The percent difference from mean whole brain metabolism in the five frontal lobe ROIs for each experimental group. For each ROI, the percent difference shown is an average across the left and right hemispheres. Group differences were detected for the orbital and ventromedial frontal cortex, anterior cingulate cortex and the dorsolateral prefrontal cortex, but not the frontal pole or ventrolateral prefrontal cortex. Vertical lines associated with each bar represent the standard error of the mean. * p ≤ .05.

Figure 7

Two coronal and one sagittal MRI/microPET fusion images are shown through the frontal lobes with the dorsolateral prefrontal cortex (white), anterior cingulate cortex (blue) and orbital and ventromedial frontal cortex (yellow) ROIs outlined. Numbers to the left of each image indicate distance (in mm) from the interaural plane for coronal images or from the midline for sagittal images (negative numbers indicate left hemisphere).

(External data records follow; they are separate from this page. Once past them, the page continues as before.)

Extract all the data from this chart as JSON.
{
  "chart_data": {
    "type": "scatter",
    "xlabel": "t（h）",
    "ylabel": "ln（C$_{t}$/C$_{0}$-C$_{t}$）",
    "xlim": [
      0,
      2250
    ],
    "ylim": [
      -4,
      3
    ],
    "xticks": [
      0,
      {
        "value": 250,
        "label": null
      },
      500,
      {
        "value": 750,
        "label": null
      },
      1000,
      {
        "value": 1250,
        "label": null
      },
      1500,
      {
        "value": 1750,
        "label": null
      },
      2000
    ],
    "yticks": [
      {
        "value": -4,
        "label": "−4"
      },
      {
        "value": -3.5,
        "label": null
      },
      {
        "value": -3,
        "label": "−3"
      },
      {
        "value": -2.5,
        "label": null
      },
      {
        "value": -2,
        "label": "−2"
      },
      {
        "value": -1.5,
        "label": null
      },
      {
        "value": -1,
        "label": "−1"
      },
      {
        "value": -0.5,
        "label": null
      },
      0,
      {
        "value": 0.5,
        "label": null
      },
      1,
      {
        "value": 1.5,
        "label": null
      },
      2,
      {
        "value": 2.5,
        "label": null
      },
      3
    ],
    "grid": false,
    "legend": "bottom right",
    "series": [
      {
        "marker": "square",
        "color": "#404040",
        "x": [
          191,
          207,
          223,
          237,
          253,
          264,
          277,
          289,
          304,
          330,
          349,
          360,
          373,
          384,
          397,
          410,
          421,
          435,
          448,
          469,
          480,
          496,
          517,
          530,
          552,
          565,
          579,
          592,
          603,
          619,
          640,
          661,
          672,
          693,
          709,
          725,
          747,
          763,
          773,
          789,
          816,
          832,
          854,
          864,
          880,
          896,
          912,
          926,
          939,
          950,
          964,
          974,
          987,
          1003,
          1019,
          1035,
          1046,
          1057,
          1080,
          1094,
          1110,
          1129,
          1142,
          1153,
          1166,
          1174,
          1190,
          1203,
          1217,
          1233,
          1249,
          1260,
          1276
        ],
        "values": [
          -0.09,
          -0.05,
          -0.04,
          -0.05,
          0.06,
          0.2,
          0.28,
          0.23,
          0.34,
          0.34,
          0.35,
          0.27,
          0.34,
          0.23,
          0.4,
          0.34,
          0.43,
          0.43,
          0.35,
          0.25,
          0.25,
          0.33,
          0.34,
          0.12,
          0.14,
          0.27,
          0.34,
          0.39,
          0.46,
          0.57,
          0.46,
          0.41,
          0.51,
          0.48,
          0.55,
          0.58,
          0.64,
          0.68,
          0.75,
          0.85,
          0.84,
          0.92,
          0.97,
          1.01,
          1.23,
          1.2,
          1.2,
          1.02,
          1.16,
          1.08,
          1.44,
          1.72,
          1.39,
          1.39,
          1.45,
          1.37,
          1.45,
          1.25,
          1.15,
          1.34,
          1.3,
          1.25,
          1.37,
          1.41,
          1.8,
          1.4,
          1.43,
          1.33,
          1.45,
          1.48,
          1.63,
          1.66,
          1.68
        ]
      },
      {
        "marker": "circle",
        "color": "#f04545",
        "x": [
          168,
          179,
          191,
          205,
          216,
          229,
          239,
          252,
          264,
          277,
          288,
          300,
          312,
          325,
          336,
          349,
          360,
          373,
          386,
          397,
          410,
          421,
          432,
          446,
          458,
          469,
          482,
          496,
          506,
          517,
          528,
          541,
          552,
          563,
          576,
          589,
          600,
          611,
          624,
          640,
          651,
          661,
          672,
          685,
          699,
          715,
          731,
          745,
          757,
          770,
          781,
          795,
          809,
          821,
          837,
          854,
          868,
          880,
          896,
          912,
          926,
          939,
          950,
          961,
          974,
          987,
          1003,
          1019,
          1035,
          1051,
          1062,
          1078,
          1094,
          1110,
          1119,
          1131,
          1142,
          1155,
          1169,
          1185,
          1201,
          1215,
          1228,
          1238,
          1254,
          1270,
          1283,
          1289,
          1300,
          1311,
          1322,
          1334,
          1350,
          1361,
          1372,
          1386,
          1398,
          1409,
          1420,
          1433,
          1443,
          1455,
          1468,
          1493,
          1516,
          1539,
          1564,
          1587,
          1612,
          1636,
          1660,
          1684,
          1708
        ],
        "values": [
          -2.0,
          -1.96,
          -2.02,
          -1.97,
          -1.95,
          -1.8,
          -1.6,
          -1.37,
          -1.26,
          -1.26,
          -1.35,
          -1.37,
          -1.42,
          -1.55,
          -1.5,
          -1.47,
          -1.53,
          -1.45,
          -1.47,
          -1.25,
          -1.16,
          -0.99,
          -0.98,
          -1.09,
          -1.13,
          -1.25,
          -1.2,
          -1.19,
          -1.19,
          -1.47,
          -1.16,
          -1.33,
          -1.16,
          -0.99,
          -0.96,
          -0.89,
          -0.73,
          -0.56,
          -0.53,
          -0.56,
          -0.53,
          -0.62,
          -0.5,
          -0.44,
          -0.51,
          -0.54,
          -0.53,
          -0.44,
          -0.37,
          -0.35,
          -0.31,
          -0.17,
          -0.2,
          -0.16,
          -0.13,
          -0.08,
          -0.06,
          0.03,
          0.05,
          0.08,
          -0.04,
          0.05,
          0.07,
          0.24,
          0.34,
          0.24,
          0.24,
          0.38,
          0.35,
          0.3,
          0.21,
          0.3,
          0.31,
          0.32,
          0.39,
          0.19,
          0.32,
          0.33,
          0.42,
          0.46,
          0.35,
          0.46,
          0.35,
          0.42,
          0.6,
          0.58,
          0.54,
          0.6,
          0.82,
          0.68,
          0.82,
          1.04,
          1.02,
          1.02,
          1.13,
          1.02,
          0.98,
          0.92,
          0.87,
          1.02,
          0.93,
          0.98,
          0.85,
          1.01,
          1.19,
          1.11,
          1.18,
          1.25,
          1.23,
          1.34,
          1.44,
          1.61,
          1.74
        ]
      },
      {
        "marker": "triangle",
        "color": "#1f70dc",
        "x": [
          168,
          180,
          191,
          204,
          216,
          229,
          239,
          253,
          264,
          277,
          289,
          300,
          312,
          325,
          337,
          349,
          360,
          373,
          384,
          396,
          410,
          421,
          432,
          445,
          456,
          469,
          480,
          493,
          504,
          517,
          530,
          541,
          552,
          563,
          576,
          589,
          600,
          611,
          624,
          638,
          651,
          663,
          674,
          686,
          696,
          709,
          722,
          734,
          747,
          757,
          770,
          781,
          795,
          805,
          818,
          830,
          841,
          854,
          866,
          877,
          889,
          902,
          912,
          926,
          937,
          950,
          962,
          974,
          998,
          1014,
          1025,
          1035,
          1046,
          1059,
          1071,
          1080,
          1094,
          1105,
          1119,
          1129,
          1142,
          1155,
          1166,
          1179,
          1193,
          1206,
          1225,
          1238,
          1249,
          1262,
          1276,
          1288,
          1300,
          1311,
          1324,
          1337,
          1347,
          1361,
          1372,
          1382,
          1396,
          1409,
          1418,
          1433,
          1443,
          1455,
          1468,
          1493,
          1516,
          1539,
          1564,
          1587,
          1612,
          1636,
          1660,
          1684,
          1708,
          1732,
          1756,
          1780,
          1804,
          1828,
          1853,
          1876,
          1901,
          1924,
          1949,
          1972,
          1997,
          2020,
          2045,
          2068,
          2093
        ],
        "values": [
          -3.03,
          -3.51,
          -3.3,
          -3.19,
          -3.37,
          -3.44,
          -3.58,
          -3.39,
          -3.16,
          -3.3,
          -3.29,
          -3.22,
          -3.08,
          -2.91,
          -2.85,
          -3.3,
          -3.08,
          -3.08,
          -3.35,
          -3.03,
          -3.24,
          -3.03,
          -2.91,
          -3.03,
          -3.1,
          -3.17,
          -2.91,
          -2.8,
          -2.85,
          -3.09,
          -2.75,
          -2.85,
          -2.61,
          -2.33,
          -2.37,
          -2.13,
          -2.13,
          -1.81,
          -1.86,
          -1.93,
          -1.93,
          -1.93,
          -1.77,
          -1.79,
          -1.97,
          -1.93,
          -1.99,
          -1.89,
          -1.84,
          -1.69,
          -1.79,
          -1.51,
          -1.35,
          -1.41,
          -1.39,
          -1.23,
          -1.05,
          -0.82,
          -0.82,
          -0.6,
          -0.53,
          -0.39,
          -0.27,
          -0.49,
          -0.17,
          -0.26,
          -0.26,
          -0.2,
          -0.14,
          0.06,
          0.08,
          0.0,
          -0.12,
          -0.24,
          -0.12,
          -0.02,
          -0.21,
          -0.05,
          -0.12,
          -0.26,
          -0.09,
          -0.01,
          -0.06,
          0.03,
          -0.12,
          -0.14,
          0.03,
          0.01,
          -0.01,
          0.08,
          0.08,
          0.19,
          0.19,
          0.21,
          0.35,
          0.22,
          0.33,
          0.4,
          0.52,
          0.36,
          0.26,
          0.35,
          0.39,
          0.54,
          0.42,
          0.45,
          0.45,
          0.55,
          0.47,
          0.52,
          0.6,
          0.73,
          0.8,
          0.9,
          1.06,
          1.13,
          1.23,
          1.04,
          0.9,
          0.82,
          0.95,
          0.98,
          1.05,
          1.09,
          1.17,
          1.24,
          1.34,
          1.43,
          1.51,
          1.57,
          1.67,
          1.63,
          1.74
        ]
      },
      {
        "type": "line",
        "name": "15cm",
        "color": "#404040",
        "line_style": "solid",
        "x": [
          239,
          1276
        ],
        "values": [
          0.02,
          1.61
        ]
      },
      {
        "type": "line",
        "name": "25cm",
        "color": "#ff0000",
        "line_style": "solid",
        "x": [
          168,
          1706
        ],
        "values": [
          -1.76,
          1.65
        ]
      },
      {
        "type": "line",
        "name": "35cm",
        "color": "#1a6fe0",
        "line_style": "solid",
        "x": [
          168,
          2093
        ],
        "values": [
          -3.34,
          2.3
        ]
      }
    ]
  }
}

The levels of the two coronal images are also indicated in red on the sagittal image. The orange overlay indicates areas where average RI count was more than two standard deviations greater in control animals than amygdala-lesioned animals.

Figure 8

The percent difference from mean whole brain metabolism in the five subcortical ROIs (averaged across hemispheres) for each experimental group. Significant group differences were detected for the caudate nucleus and putamen, but not for the globus pallidus, nucleus accumbens or substantia innominata. Vertical lines associated with each bar represent the standard error of the mean. * p ≤ .05.

Figure 9

Two coronal MRI/microPET fusion images are shown with the caudate nucleus (white) and putamen (blue) ROIs outlined. Numbers to the left of each image indicate distance (in mm) from the interaural plane. The orange overlay indicates areas where average RI count was more than two standard deviations greater in control animals than amygdala-lesioned animals.

Figure 10

The percent difference from mean whole brain metabolism in the nine temporal and posterior cingulate ROIs (left and right hemispheres averaged) for each experimental group. Significant group differences were only detected for the hippocampus and retrosplenial cortex. Vertical lines associated with each bar represent the standard error of the mean. * p ≤ .05, ** p < .01.

Figure 11

Sagittal MRI/microPET fusion images showing the right hippocampus (left panel) and left retrosplenial cortex ROIs (right panel). Numbers to the left of these sagittal images indicate distance (in millimeters) from the midline (positive numbers indicate right hemisphere, negative numbers indicates left hemisphere). The orange overlay indicates areas where average RI count differed by more than two standard deviations between groups as indicated.